Truth is, I’m not sure what Meena is, because there’s not an official diagnosis of her troubles.  But Meena is vibrantly and impulsively alive, bisexual, sleeping with who she chooses, running after her dreams with vigor and perhaps not nearly enough forethought.  She wakes at the beginning of the novel to find that a snake has bitten her in an assassination attempt engineered by her enemies, and so must flee India.  She chooses, unwisely, to escape via The Trail – a 500 mile-long series of narrow floating platforms crossing the Arabian Sea, which harvest energy from the wave movements.  So begins her harrowing journey.
But The Girl In The Road isn’t really about plot.  It’s about living in the moment with Meena, whose relentless enthusiasm and certainty makes her one of the most flawed characters I’ve ever seen – and yet all of Meena’s decisions make perfect sense when filtered through Monica’s manic, delightful, and compelling prose.  You watch as Meena decides that this is what she must do, then discards it effortlessly because she’s been wrong all along, this is what she must do.  She sleeps with men and women and then leaves them, she opens up then hides, she goes from sunny to sullen in a heartbeat.

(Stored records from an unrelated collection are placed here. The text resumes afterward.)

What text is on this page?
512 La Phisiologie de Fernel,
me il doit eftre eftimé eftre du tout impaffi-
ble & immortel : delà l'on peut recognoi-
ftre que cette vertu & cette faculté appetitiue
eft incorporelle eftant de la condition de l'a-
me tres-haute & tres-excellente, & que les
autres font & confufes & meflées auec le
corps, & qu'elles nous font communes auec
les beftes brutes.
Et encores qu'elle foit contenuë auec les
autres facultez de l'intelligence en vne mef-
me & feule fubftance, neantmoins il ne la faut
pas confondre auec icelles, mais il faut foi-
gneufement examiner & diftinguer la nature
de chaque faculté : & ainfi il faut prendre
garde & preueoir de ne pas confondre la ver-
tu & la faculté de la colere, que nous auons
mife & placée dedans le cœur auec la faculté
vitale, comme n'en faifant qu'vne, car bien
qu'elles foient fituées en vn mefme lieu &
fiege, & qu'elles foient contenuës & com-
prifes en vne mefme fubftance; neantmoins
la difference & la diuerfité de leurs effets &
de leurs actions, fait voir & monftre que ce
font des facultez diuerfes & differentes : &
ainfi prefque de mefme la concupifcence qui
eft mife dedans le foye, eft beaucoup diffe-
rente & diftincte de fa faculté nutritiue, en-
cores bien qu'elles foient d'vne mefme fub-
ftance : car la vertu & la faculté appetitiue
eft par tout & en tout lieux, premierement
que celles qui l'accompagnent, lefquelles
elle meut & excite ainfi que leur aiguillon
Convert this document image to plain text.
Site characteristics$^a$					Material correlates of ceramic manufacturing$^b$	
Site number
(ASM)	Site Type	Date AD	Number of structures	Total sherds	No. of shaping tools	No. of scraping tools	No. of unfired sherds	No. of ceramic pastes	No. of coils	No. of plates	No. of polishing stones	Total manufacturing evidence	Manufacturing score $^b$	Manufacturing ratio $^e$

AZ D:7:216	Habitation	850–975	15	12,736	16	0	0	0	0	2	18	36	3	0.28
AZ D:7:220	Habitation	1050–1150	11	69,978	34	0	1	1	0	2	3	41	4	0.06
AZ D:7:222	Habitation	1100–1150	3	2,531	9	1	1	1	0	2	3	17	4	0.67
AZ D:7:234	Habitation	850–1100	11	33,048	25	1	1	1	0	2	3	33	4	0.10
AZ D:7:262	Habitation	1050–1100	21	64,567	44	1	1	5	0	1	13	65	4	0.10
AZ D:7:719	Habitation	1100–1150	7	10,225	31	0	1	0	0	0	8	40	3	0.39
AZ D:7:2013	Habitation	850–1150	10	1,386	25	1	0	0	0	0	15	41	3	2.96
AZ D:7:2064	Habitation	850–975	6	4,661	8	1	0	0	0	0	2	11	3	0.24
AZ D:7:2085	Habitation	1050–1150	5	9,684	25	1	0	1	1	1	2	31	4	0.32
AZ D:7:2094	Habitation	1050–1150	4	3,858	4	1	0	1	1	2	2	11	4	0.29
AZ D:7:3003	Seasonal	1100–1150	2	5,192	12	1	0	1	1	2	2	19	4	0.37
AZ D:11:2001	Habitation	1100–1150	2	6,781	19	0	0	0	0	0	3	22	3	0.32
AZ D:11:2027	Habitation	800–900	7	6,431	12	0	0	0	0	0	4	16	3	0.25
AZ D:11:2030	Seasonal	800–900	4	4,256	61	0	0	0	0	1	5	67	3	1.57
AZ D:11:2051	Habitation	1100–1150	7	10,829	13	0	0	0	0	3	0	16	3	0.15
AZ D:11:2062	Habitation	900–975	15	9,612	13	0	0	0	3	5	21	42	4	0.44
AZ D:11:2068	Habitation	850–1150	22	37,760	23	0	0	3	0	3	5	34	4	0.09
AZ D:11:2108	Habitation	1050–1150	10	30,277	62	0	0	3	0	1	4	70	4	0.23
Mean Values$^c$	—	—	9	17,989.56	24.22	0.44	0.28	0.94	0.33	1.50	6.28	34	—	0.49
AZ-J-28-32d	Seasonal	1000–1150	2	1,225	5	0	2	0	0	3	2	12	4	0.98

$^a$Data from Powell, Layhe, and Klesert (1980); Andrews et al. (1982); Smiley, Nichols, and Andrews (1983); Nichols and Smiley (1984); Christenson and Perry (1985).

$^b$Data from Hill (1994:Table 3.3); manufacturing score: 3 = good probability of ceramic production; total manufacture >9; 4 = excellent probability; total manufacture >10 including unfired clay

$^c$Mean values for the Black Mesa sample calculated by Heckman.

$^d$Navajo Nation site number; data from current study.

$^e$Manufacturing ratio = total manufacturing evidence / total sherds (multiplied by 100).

Yet for all of that, you can’t help but admire Meena, because Meena is unashamed of who she is.  She’s the perfect example of an active character, one who makes decisions – and she’s making them in a gloriously multicultural world, rich and detailed, one where the complex overspill of all the cultures in the Indian regions mesh and Meena must navigate all the languages and embedded cultural privileges that make this feel like a genuine, battered-yet-functional future.  There’s a lot of new technology floating around here, but it certainly hasn’t solved all the world’s problems.  If anything, it’s just complicated them.
Intertwined with this is the tale of Mariama, a young girl in Africa who’s forced to flee her home and takes up with a caravan of smugglers.  Meena’s and Marima’s fates are, of course, intertwined.
Thing is, this isn’t a perfect novel.  Then again, the sacred texts rarely are – they’re outpourings from the heart, jumbled and complicated as life, a thousand philosophies spilled onto the page.  And I rocketed through The Girl in the Road because I wanted to follow these characters, who didn’t think at all like I did and made terrible decisions, but hoo boy did I know a lot of people just like them, and I felt as though it explained something to me about them that I didn’t understand at the time.  This isn’t my sacred text, but I think there’s going to be a lot of women who pick this up and feel the pull of Meena and Mariama, who are so thoroughly and perfectly themselves that you have to wonder if they’re broken or yet completely functional in alternative ways that can’t be properly described.
What you get with The Girl In The Road are characters who feel more human than I’ve felt from any mere novel in a long time.  It’s a novel with a pulse.  And since it’s her debut novel, I’d suggest taking a look at it as soon as possible, either by downloading the preview or preordering the book – I think you want to get on-board Monica’s vibe as soon as possible.